What happens when an electron collides with an atom?

I was solving this question:

Here is part of the energy level diagram of hydrogen:

n=4 --> -0.85eV

n=3 --> -1.50eV

n=2 --> -3.40eV

n=1 --> -13.6eV

When an electron of energy 12.1eV collides with this atom, photons of three different energies are emitted. Show on the diagram (with arrows) the transitions responsible for these three photons.

I worked out that $E_3-E_1=12.1$ and $(E_3-E_2)+(E_2-E_1)=12.1$.

What I really want to know is what happens when the electron collides with the atom. I would really appreciate if someone can give a detailed description of this in simple language. My attempt would be:

The electron collides with the atom and goes to one of the energy levels. Since only $E_3-E_1$ and $(E_3-E_2)+(E_2-E_1)$ have a value of $12.1$ it follows that the electron can either have ended up in $n=3$ and then dropped to $n=1$, or it could have ended up in $n=3$ then dropped to $n=2$ then to $n=1$.

Is this correct? If so, how does the electron escape from the atom? It can't stay in the ground state $n=1$ after emitting the photon(s) because that is already "full".

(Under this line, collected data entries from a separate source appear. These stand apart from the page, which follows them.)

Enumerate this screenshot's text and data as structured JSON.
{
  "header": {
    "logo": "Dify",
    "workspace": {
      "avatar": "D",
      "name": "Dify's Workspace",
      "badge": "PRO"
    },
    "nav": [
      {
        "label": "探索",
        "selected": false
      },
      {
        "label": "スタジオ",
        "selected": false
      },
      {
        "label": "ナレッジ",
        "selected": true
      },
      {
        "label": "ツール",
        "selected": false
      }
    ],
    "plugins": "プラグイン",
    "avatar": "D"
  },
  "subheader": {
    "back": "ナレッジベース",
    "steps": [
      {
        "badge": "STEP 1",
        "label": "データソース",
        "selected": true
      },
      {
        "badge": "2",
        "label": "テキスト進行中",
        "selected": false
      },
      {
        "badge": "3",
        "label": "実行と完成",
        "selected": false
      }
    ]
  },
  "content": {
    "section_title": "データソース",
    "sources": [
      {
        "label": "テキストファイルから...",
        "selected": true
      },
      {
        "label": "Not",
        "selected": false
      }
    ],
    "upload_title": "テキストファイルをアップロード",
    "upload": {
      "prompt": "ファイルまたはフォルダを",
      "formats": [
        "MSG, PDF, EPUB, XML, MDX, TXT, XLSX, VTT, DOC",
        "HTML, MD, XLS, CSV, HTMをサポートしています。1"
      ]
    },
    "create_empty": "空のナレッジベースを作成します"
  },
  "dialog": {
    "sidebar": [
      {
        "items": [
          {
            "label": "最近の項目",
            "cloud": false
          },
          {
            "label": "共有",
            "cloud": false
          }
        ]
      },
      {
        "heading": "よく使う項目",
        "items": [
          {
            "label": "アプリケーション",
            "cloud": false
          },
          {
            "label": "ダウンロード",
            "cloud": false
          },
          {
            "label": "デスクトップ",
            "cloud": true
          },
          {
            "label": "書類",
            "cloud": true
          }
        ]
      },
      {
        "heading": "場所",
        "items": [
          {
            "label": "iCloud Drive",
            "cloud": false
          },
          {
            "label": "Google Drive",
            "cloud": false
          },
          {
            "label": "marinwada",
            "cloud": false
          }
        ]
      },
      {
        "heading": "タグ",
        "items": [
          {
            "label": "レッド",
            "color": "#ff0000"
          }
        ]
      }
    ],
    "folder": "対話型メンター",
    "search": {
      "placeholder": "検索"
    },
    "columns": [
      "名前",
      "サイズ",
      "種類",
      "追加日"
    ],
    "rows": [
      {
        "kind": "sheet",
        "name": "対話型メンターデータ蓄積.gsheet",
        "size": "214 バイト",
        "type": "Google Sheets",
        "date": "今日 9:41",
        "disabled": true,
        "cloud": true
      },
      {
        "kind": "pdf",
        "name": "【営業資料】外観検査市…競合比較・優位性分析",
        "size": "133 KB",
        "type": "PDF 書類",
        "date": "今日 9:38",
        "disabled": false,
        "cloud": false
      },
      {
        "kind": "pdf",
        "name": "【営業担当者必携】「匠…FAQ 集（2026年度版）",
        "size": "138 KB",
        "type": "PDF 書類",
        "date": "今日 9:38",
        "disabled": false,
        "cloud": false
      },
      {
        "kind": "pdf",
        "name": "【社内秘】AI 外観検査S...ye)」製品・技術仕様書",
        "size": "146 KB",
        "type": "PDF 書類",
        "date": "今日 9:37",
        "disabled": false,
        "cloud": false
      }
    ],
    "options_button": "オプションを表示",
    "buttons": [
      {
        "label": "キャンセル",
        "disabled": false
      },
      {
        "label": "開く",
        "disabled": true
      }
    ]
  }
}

Please correct me on anything incorrect that I said.

Thanks

• Well, the question is kind of stupid. It should be worded, "a colliding electron looses 12.1eV to an atom", if both electrons (the one colliding and the one that already was bound in the hydrogen atom) stuck with the atom, the hydrogen energy levels would not describe the system! – Sebastian Riese May 10 '15 at 22:27
• @SebastianRiese: Thanks. Sorry though, I'm not sure what "hydrogen energy levels would not describe the system" means. (To clarify, I am in AP physics and have very limited knowledge about this stuff, which is probably why the wording of the question is stupid, they dumb down stuff a lot at this level) – user45220 May 10 '15 at 22:31
• A bound quantum mechanical system has sharp energy levels (as given in the energy level diagram). So only transitions between these levels are allowed (which gives the sharp spectral lines of atoms). A bound state of a proton and an electron is a hydrogen atom, if you bind another electron to this you get the $H^-$ ion, whose energy spectrum (set of allowed energies) is rather like that of helium, than that of hydrogen. – Sebastian Riese May 10 '15 at 22:34
• Correction: while it has an excitation spectrum similar to helium, only the ground state is a bound state (meaning, on cannot excite the $H^-$ ion without separating one electron). – Sebastian Riese May 10 '15 at 22:45
• @user45220: Your assessment of the transitions which can occur, and hence the photons which can be emitted, is correct. However, the colliding electron does not go to one of the energy levels in the atom (as Sebastian already correctly pointed out). What happens is that the colliding electron can deposit its energy in the bound electron, 'promoting' it from the ground state to the $n=3$ level. It is the subsequent decay of this electron, which remains bound throughout the whole process, which leads to photon emission. The incoming electron remains free, albeit with zero kinetic energy. – tok3rat0r May 10 '15 at 23:02

Your assessment of the transitions which can occur, and hence the photons which can be emitted, is correct. However, the colliding electron does not go to one of the energy levels in the atom (as Sebastian already correctly pointed out). What happens is that the colliding electron can deposit its energy in the bound electron, 'promoting' it from the ground state to the $n=3$ level. It is the subsequent decay of this electron, which remains bound throughout the whole process, which leads to photon emission. The incoming electron remains free, albeit with zero kinetic energy.
But to second what Sebastian Riese said, the question is extremely poor. Such a situation would not arise in reality, since the free electron of zero energy would combine with the atom to form a $\mathrm{H}^−$ ion. This ion would then have different energy levels from the basic hydrogen atom. Also, such a (single electron) impact could only emit at most two photons, since the excited electron could decay either via $n=3-2-1$ or via $n=3-1$, not both! To emit all three possible photons, two separate 12.1 eV electron impacts would be required.